Un monument pour Hannibal
Publié le : 15-10-2018

La municipalité de Carthage a décidé d’ériger un monument à Hannibal Barca, un des plus grands généraux de tous les temps et héros tunisien d’envergure universelle.



La ville moderne de Carthage est ponctuée de vestiges de sa glorieuse ancêtre, l’antique cité de Carthage. Son plus célèbre fils, le guerrier Hannibal, y aura enfin l’an prochain un monument à sa mémoire. Ce monument sera élevé en avril 2019 à l’entrée des anciens Ports puniques.

Pourquoi Hannibal a-t-il marqué l’histoire universelle ?

Hannibal a marqué les imaginations en réalisant un exploit incroyable : la traversée des Alpes avec une armée de cinquante mille fantassins, cinq mille cavaliers et trente-sept éléphants. Cet exploit a inspiré de grands peintres comme Goya ou William Turner.

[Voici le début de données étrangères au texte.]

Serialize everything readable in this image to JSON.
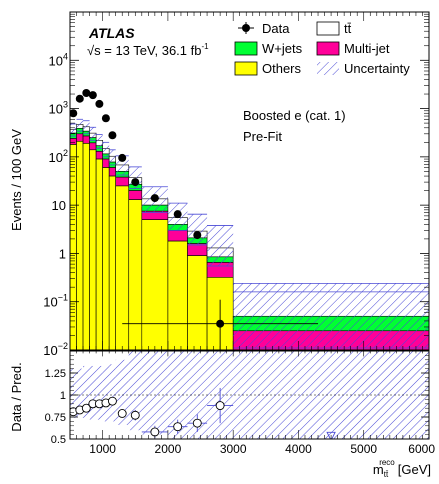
{
  "chart_data": [
    {
      "type": "bar",
      "panel": "main",
      "ylabel": "Events / 100 GeV",
      "yscale": "log",
      "ylim": [
        0.01,
        100000
      ],
      "xlim": [
        500,
        6000
      ],
      "texts": {
        "experiment": "ATLAS",
        "lumi_prefix": "√s = 13 TeV, 36.1 fb",
        "lumi_exp": "-1",
        "channel": "Boosted e (cat. 1)",
        "stage": "Pre-Fit"
      },
      "yticks": [
        {
          "v": 0.01,
          "base": "10",
          "exp": "−2"
        },
        {
          "v": 0.1,
          "base": "10",
          "exp": "−1"
        },
        {
          "v": 1,
          "base": "1",
          "exp": ""
        },
        {
          "v": 10,
          "base": "10",
          "exp": ""
        },
        {
          "v": 100,
          "base": "10",
          "exp": "2"
        },
        {
          "v": 1000,
          "base": "10",
          "exp": "3"
        },
        {
          "v": 10000,
          "base": "10",
          "exp": "4"
        }
      ],
      "legend": [
        {
          "key": "data",
          "label": "Data"
        },
        {
          "key": "ttbar",
          "label": "tt̄"
        },
        {
          "key": "wjets",
          "label": "W+jets"
        },
        {
          "key": "multijet",
          "label": "Multi-jet"
        },
        {
          "key": "others",
          "label": "Others"
        },
        {
          "key": "unc",
          "label": "Uncertainty"
        }
      ],
      "colors": {
        "others": "#ffff00",
        "multijet": "#ff0099",
        "wjets": "#00ff33",
        "ttbar": "#ffffff",
        "unc": "#4a4ad6"
      },
      "bins": [
        {
          "lo": 500,
          "hi": 600,
          "others": 180,
          "multijet": 240,
          "wjets": 310,
          "ttbar": 370,
          "unc_lo": 270,
          "unc_hi": 480
        },
        {
          "lo": 600,
          "hi": 700,
          "others": 210,
          "multijet": 300,
          "wjets": 390,
          "ttbar": 470,
          "unc_lo": 340,
          "unc_hi": 600
        },
        {
          "lo": 700,
          "hi": 800,
          "others": 190,
          "multijet": 270,
          "wjets": 340,
          "ttbar": 420,
          "unc_lo": 300,
          "unc_hi": 560
        },
        {
          "lo": 800,
          "hi": 900,
          "others": 140,
          "multijet": 195,
          "wjets": 250,
          "ttbar": 310,
          "unc_lo": 220,
          "unc_hi": 410
        },
        {
          "lo": 900,
          "hi": 1000,
          "others": 90,
          "multijet": 130,
          "wjets": 170,
          "ttbar": 220,
          "unc_lo": 150,
          "unc_hi": 290
        },
        {
          "lo": 1000,
          "hi": 1100,
          "others": 60,
          "multijet": 90,
          "wjets": 115,
          "ttbar": 150,
          "unc_lo": 100,
          "unc_hi": 200
        },
        {
          "lo": 1100,
          "hi": 1200,
          "others": 40,
          "multijet": 60,
          "wjets": 78,
          "ttbar": 103,
          "unc_lo": 68,
          "unc_hi": 140
        },
        {
          "lo": 1200,
          "hi": 1400,
          "others": 25,
          "multijet": 38,
          "wjets": 50,
          "ttbar": 68,
          "unc_lo": 42,
          "unc_hi": 105
        },
        {
          "lo": 1400,
          "hi": 1600,
          "others": 13,
          "multijet": 20,
          "wjets": 27,
          "ttbar": 37,
          "unc_lo": 22,
          "unc_hi": 62
        },
        {
          "lo": 1600,
          "hi": 2000,
          "others": 5,
          "multijet": 7.5,
          "wjets": 10,
          "ttbar": 13.5,
          "unc_lo": 7,
          "unc_hi": 24
        },
        {
          "lo": 2000,
          "hi": 2300,
          "others": 1.8,
          "multijet": 3.0,
          "wjets": 4.0,
          "ttbar": 5.5,
          "unc_lo": 3,
          "unc_hi": 11
        },
        {
          "lo": 2300,
          "hi": 2600,
          "others": 0.9,
          "multijet": 1.6,
          "wjets": 2.1,
          "ttbar": 2.9,
          "unc_lo": 1.5,
          "unc_hi": 6.5
        },
        {
          "lo": 2600,
          "hi": 3000,
          "others": 0.32,
          "multijet": 0.65,
          "wjets": 0.85,
          "ttbar": 1.3,
          "unc_lo": 0.55,
          "unc_hi": 3.8
        },
        {
          "lo": 3000,
          "hi": 6000,
          "others": 0.0101,
          "multijet": 0.025,
          "wjets": 0.05,
          "ttbar": 0.05,
          "unc_lo": 0.011,
          "unc_hi": 0.24
        }
      ],
      "unc_line": [
        {
          "lo": 3000,
          "hi": 6000,
          "v": 0.16
        }
      ],
      "data": [
        {
          "x": 550,
          "y": 800
        },
        {
          "x": 650,
          "y": 1600
        },
        {
          "x": 750,
          "y": 2100
        },
        {
          "x": 850,
          "y": 1900
        },
        {
          "x": 950,
          "y": 1250
        },
        {
          "x": 1050,
          "y": 630
        },
        {
          "x": 1150,
          "y": 280
        },
        {
          "x": 1300,
          "y": 95
        },
        {
          "x": 1500,
          "y": 30
        },
        {
          "x": 1800,
          "y": 14
        },
        {
          "x": 2150,
          "y": 6.5
        },
        {
          "x": 2450,
          "y": 2.4
        },
        {
          "x": 2800,
          "y": 0.035,
          "dx": 1500,
          "ylo": 0.01,
          "yhi": 0.11
        }
      ]
    },
    {
      "type": "scatter",
      "panel": "ratio",
      "ylabel": "Data / Pred.",
      "xlabel_prefix": "m",
      "xlabel_sub": "tt̄",
      "xlabel_sup": "reco",
      "xlabel_unit": "[GeV]",
      "xlim": [
        500,
        6000
      ],
      "ylim": [
        0.5,
        1.5
      ],
      "yticks": [
        {
          "v": 0.5,
          "label": "0.5"
        },
        {
          "v": 0.75,
          "label": "0.75"
        },
        {
          "v": 1,
          "label": "1"
        },
        {
          "v": 1.25,
          "label": "1.25"
        }
      ],
      "xticks": [
        {
          "v": 1000,
          "label": "1000"
        },
        {
          "v": 2000,
          "label": "2000"
        },
        {
          "v": 3000,
          "label": "3000"
        },
        {
          "v": 4000,
          "label": "4000"
        },
        {
          "v": 5000,
          "label": "5000"
        },
        {
          "v": 6000,
          "label": "6000"
        }
      ],
      "unc_band": [
        {
          "lo": 500,
          "hi": 600,
          "ylo": 0.74,
          "yhi": 1.3
        },
        {
          "lo": 600,
          "hi": 700,
          "ylo": 0.74,
          "yhi": 1.3
        },
        {
          "lo": 700,
          "hi": 800,
          "ylo": 0.74,
          "yhi": 1.33
        },
        {
          "lo": 800,
          "hi": 900,
          "ylo": 0.72,
          "yhi": 1.33
        },
        {
          "lo": 900,
          "hi": 1000,
          "ylo": 0.72,
          "yhi": 1.33
        },
        {
          "lo": 1000,
          "hi": 1100,
          "ylo": 0.7,
          "yhi": 1.33
        },
        {
          "lo": 1100,
          "hi": 1200,
          "ylo": 0.7,
          "yhi": 1.35
        },
        {
          "lo": 1200,
          "hi": 1400,
          "ylo": 0.66,
          "yhi": 1.4
        },
        {
          "lo": 1400,
          "hi": 1600,
          "ylo": 0.6,
          "yhi": 1.5
        },
        {
          "lo": 1600,
          "hi": 2000,
          "ylo": 0.55,
          "yhi": 1.5
        },
        {
          "lo": 2000,
          "hi": 2300,
          "ylo": 0.5,
          "yhi": 1.5
        },
        {
          "lo": 2300,
          "hi": 2600,
          "ylo": 0.5,
          "yhi": 1.5
        },
        {
          "lo": 2600,
          "hi": 3000,
          "ylo": 0.5,
          "yhi": 1.5
        },
        {
          "lo": 3000,
          "hi": 6000,
          "ylo": 0.5,
          "yhi": 1.5
        }
      ],
      "points": [
        {
          "x": 550,
          "y": 0.81
        },
        {
          "x": 650,
          "y": 0.83
        },
        {
          "x": 750,
          "y": 0.85
        },
        {
          "x": 850,
          "y": 0.9
        },
        {
          "x": 950,
          "y": 0.9
        },
        {
          "x": 1050,
          "y": 0.91
        },
        {
          "x": 1150,
          "y": 0.93
        },
        {
          "x": 1300,
          "y": 0.79,
          "dy": 0.04
        },
        {
          "x": 1500,
          "y": 0.77,
          "dy": 0.06
        },
        {
          "x": 1800,
          "y": 0.58,
          "dy": 0.07,
          "dx": 200
        },
        {
          "x": 2150,
          "y": 0.64,
          "dy": 0.08,
          "dx": 150
        },
        {
          "x": 2450,
          "y": 0.68,
          "dy": 0.1,
          "dx": 150
        },
        {
          "x": 2800,
          "y": 0.88,
          "dy": 0.2,
          "dx": 200
        }
      ],
      "offscale_marker": {
        "x": 4500,
        "y": 0.53
      }
    }
  ]
}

Mais il était aussi admiré pour ses qualités de stratège. Ses techniques ont été imitées par les Romains, puis étudiées pendant des siècles dans les écoles militaires. Napoléon était un grand admirateur d’Hannibal.
Hannibal était un héros malheureux qui a failli changer le cours de l’histoire en remportant de multiples victoires contre la république romaine. Mais ce sont les Romains qui ont remporté la victoire finale. Cinquante ans plus tard, ils ont anéanti la civilisation carthaginoise, une des plus brillantes de l’Antiquité.



Qui était Hannibal ?

Le père d’Hannibal, Hamilcar Barca, était général lors de la première guerre entre Rome et Carthage. Il a ensuite conduit une armée chargée de consolider et d’élargir le territoire carthaginois en Espagne.
Hannibal, né sur le territoire de Carthage en 247 av. J.-C., a pris la tête de cette armée après son père puis son beau-frère Hasdrubal. C’est depuis l’Espagne qu’il a lancé sa gigantesque expédition qui l’a conduit jusqu’aux portes de Rome.
Rappelé à Carthage, il n’a pas pu empêcher l’invasion romaine. Après sa défaite à Zama, il a dû s’exiler en Syrie. Il s’est finalement suicidé (en –181 ou –183) pour ne pas être livré à ses ennemis.  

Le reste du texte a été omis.